The fact that all Eu doped samples obtained in this work showed a thermoluminescent behaviour due to gamma irradiation suggest a possibility to use the HAp: Eu nanosystem as gamma radiation dosimeter. However, more thermoluminescent studies are necessary before to consider as dosimeter, such as, the linearity range test, which show the full range of linear relationship between TL response and dosage (Gy), the reproducibility of the TL measurements, the fading test or the process in which there is an unintentional loss of the information [48], which will be our next objective.
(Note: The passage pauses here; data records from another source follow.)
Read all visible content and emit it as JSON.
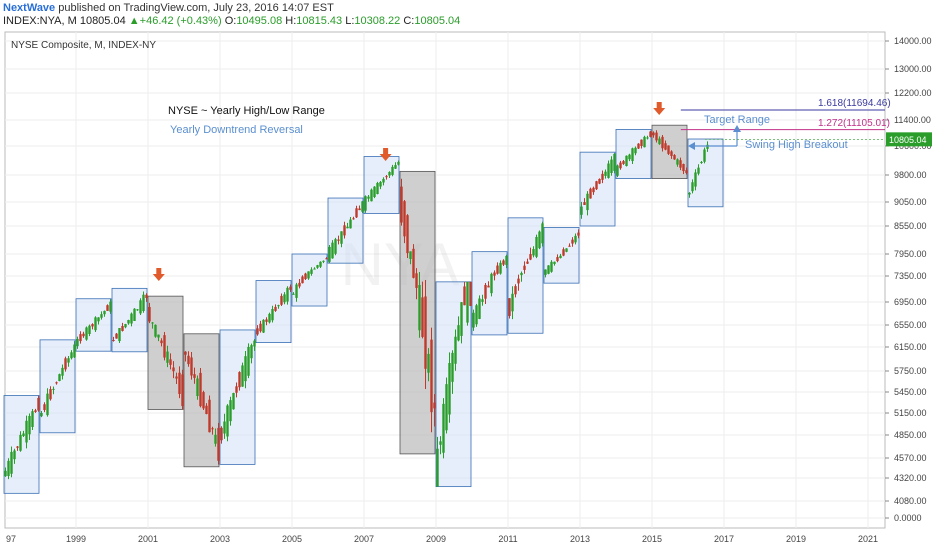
{
  "header": {
    "brand": "NextWave",
    "published": " published on TradingView.com, July 23, 2016 14:07 EST",
    "symbol": "INDEX:NYA, M",
    "last": "10805.04",
    "change": "+46.42 (+0.43%)",
    "o_label": "O:",
    "o": "10495.08",
    "h_label": "H:",
    "h": "10815.43",
    "l_label": "L:",
    "l": "10308.22",
    "c_label": "C:",
    "c": "10805.04"
  },
  "colors": {
    "up": "#2a9d2a",
    "down": "#c0392b",
    "box_blue": "#cfe0f5",
    "box_gray": "#b5b5b5",
    "arrow": "#e05a2b",
    "fib1": "#3a3aa0",
    "fib2": "#c0308a"
  },
  "chart_data": {
    "type": "candlestick",
    "title": "NYSE Composite, M, INDEX-NY",
    "annotations": {
      "title_note": "NYSE ~ Yearly High/Low Range",
      "subtitle_note": "Yearly Downtrend Reversal",
      "target": "Target Range",
      "breakout": "Swing High Breakout",
      "fib_1618": "1.618(11694.46)",
      "fib_1272": "1.272(11105.01)",
      "last_price": "10805.04"
    },
    "x_ticks": [
      "97",
      "1999",
      "2001",
      "2003",
      "2005",
      "2007",
      "2009",
      "2011",
      "2013",
      "2015",
      "2017",
      "2019",
      "2021"
    ],
    "y_ticks": [
      "14000.00",
      "13000.00",
      "12200.00",
      "11400.00",
      "10600.00",
      "9800.00",
      "9050.00",
      "8550.00",
      "7950.00",
      "7350.00",
      "6950.00",
      "6550.00",
      "6150.00",
      "5750.00",
      "5450.00",
      "5150.00",
      "4850.00",
      "4570.00",
      "4320.00",
      "4080.00",
      "0.0000"
    ],
    "fib_levels": [
      11694.46,
      11105.01
    ],
    "yearly_ranges": [
      {
        "year": 1997,
        "low": 4160,
        "high": 5400,
        "color": "blue"
      },
      {
        "year": 1998,
        "low": 4880,
        "high": 6280,
        "color": "blue"
      },
      {
        "year": 1999,
        "low": 6080,
        "high": 7000,
        "color": "blue"
      },
      {
        "year": 2000,
        "low": 6070,
        "high": 7160,
        "color": "blue"
      },
      {
        "year": 2001,
        "low": 5200,
        "high": 7040,
        "color": "gray"
      },
      {
        "year": 2002,
        "low": 4460,
        "high": 6390,
        "color": "gray"
      },
      {
        "year": 2003,
        "low": 4490,
        "high": 6460,
        "color": "blue"
      },
      {
        "year": 2004,
        "low": 6230,
        "high": 7280,
        "color": "blue"
      },
      {
        "year": 2005,
        "low": 6880,
        "high": 7950,
        "color": "blue"
      },
      {
        "year": 2006,
        "low": 7700,
        "high": 9160,
        "color": "blue"
      },
      {
        "year": 2007,
        "low": 8810,
        "high": 10310,
        "color": "blue"
      },
      {
        "year": 2008,
        "low": 4620,
        "high": 9900,
        "color": "gray"
      },
      {
        "year": 2009,
        "low": 4230,
        "high": 7260,
        "color": "blue"
      },
      {
        "year": 2010,
        "low": 6370,
        "high": 8000,
        "color": "blue"
      },
      {
        "year": 2011,
        "low": 6400,
        "high": 8720,
        "color": "blue"
      },
      {
        "year": 2012,
        "low": 7240,
        "high": 8520,
        "color": "blue"
      },
      {
        "year": 2013,
        "low": 8550,
        "high": 10430,
        "color": "blue"
      },
      {
        "year": 2014,
        "low": 9700,
        "high": 11110,
        "color": "blue"
      },
      {
        "year": 2015,
        "low": 9700,
        "high": 11240,
        "color": "gray"
      },
      {
        "year": 2016,
        "low": 8950,
        "high": 10815,
        "color": "blue"
      }
    ],
    "arrows": [
      2001.3,
      2007.6,
      2015.2
    ]
  }
}
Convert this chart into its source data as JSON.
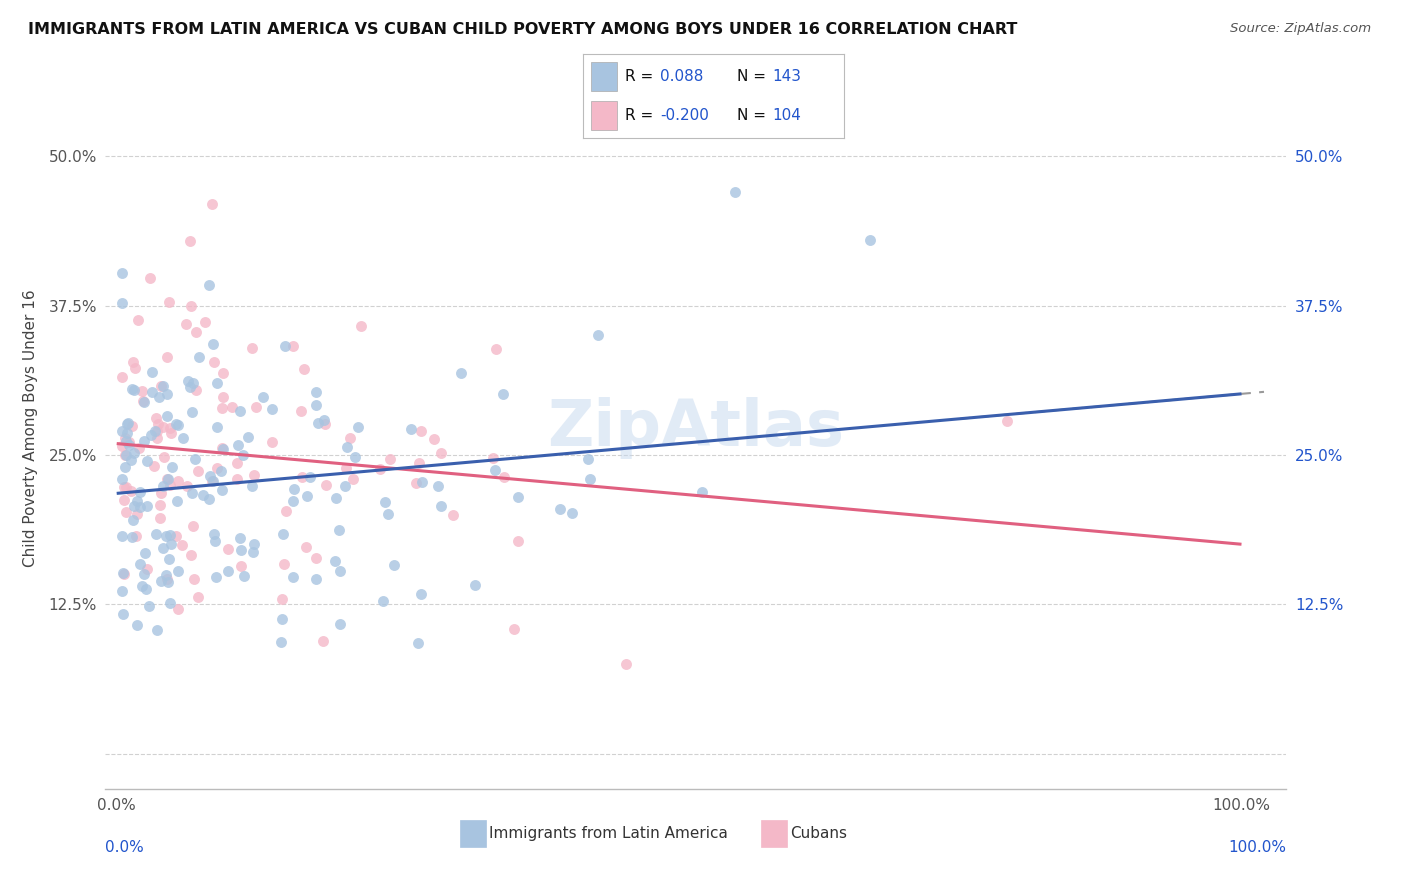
{
  "title": "IMMIGRANTS FROM LATIN AMERICA VS CUBAN CHILD POVERTY AMONG BOYS UNDER 16 CORRELATION CHART",
  "source": "Source: ZipAtlas.com",
  "ylabel": "Child Poverty Among Boys Under 16",
  "series1_name": "Immigrants from Latin America",
  "series1_r": "0.088",
  "series1_n": "143",
  "series1_color": "#a8c4e0",
  "series1_line_color": "#3a5fad",
  "series2_name": "Cubans",
  "series2_r": "-0.200",
  "series2_n": "104",
  "series2_color": "#f4b8c8",
  "series2_line_color": "#e06080",
  "background_color": "#ffffff",
  "grid_color": "#cccccc",
  "legend_text_color": "#111111",
  "legend_value_color": "#2255cc",
  "right_tick_color": "#2255cc",
  "watermark_color": "#c5d8ee",
  "watermark_alpha": 0.5
}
Due to the increase in the usage of the gamma irradiation proceess, there is a continuing need to develop new thermoluminescent materials, which are able to measure gamma radiation fields. They must show major advantages respect to other systmes (like small physical size, easy to transport, more sensitive, reusable with only a gradual change in efficiency, more economical).

4 Conclusion

In this work, we have successfully synthesized pure and Eu-doped hydroxyapatite nanorods by using microwave assisted hydrothermal method. Rod-like structures with different width from 20 to 40 nm and ~ 50 nm of length were observed. The aspect ratio of these structures depends on the Eu added during the synthesis of HAp. All the samples revealed the presence of hexagonal and monoclinic crystalline phases. Furthermore, Rietveld analysis of XRD patterns quantified the proportion of each crystalline phase and the presence of EuPO4·H2O with a minimal proportion of Eu that segregates. It was also found that the increasing of the Eu dopant resulted in decrease in the concentration of hexagonal phase and an increase in the concentration of monoclinic phase. Moreover, the increasing in Eu concentration induced a growth in the crystal size for monoclinic phase, while a decrement in the crystal size of hexagonal phase was observed. Thermoluminescence properties of pure and Eu doped HAp samples were also investigated in this work. Unlike pure HAp, which shows a weak TL signal induced by gamma radiation, Eu-doped HAp demonstrates highly intense TL response and 0.5 wt% Eu doped HAp show the relatively highest TL response. However, the TL curve shape was highly dependent on the Eu concentration. A lower shift in the peak intensity from 153 to 130 °C resulted from an increase in Eu concentration. In addition, a second or third maximum peak appeared at higher temperature for higher doping. This thermoluminescent behavior is based on the crystalline composition and crystal size of each sample, which in turn are dependent on the Eu concertation. Our results show that the dopant induced more trapping centers or recombination centers for obtaining higher TL signal compared to pure HAp. Finally, the fact that doped samples showed a linear relationship between the TL Intensity (I) and dosage (D) in the range from 1 to 100 Gy, which facilitates the development of novel hydroxyapatite materials as radiation sensors specifically for gamma radiation.